Dear Senator,

The Electoral College should not be the deciding vote for the president of the United States of America. Every popular vote of the people should be counted towards deciding the next president. If America is a democracy and in a democracy people pick the leader then every citizen's vote should count, not just the majority.

First things first, only a few states have taken action towards my claim. Those being Maine and Nebraska. These states have made a "proportional representation", which is unlike the "winner take all" that the other 48 states have adopted. The text states "Most states have a winner take all method system that awards all electors to the winning presidential candidate" (What Is the Electoral College?7).This portrays that with the "winner take all" method various amounts of U.S. citizen votes have gone unaccounted for.

Multiple occasions have dimmed the surface of our elections where their voices aren't heard. The author says "faithless electors have occasionally refused to vote for their party's candidate and cast a deciding vote for whomever they please" (Plumer 11). Going into this further, that means that one person can disagree with hundreds of people's votes for his own vote of the opposite party. Also, if a tie was to occur int the total electoral votes then the outcome would be put into the hands of the House of Representitives. If the people were to vote in the first place this occurance would have never came close.
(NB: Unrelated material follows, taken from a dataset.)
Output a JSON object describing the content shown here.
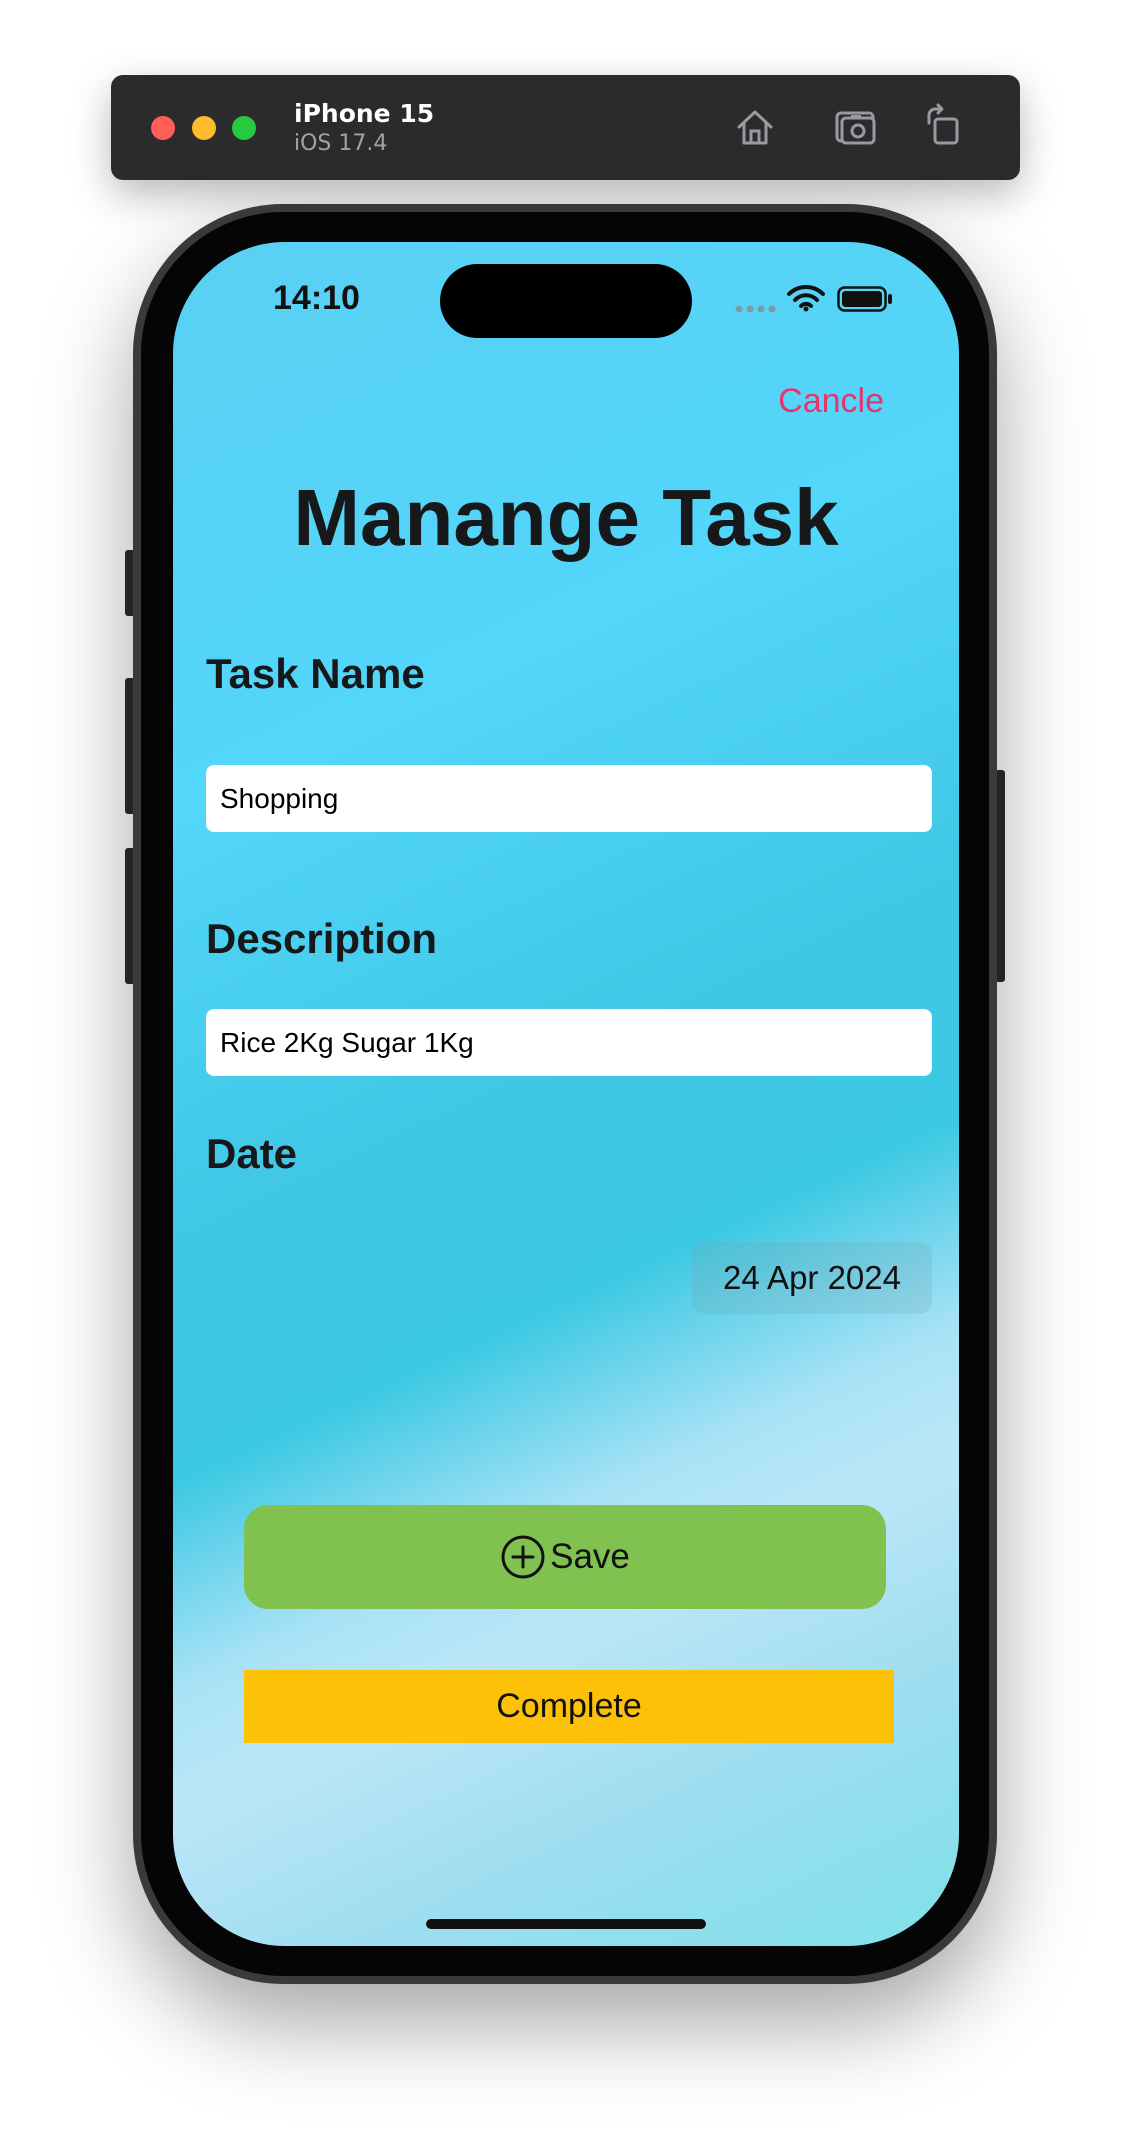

On the other hand, it is much harder to calculate the total number of the  popular vote being that there are millions of people voting. It is much easier to count and not dispute over a hundred or so votes than a million. But, having people know that their vote doesn't make it to actually voting for the president makes them not as ethuisiastic about voting. The text says "no voter's vote swings an election"(Posner 23). This explains why only about one half of eligible American voters voted.

In conclusion, America is a democracy, which means people elect the president, not a elector but the people. The author states "The electoral college is unfair, outdated, and irrational." (Plumer 14). This further explains that electors cannot make decisions without being biased toward their party. Also portraying well, the feelings of many Americans who feel the same way.